Dave and Boo have a long musical history but that was then and this is now and I’d like to think that Facebook Friend will bring them new friends of a more substantial nature.
There is a theme of dislocation running through the record and if you need a soundtrack for your mid-life crisis this is it. The opening track, ‘Home Again’ is about that feeling of a need to return to your roots and is about the contentment you feel when you achieve that goal – the mirror image of ‘Back To Default’ which is about the crushing of life’s ambitions. The title track is about loneliness and the desire for real friendship but having to make do with its digital simulacrum. The track that’s getting all the interest, ‘God Save Olive Cooke’, is about the poppy seller who took her own life at the age of 92 because she had lost faith in humanity.

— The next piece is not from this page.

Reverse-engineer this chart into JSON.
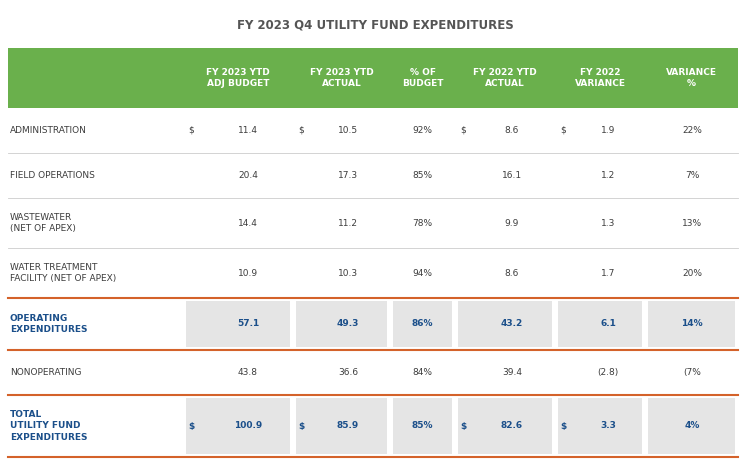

Some people don’t take that long but surely that is the ultimate in dislocation?
There are songs of failed relationships, of the pain of childhood and of the realisation at some point in your life that you’ve come as far as you can and there ain’t nothing you can do about it. There are cheerier moments like ‘Victor Coyle’, the story a man who loved to sing and was the first owner of a 1912 Gibson mandolin like the one Dave now plays. Victor lived an ordinary life and died without really making a mark – but who’s to say that he wasn’t happy with his lot?
Between them, Dave and Boo play ten instruments and employ no-one else on the album. Despite their virtuosity, they deliberately keep it simple and share the lead vocals: Boo with a jazzy vibe – she also plays bass on the album – and Dave in a more folky style and despite the variety of moods the whole thing flows together very nicely.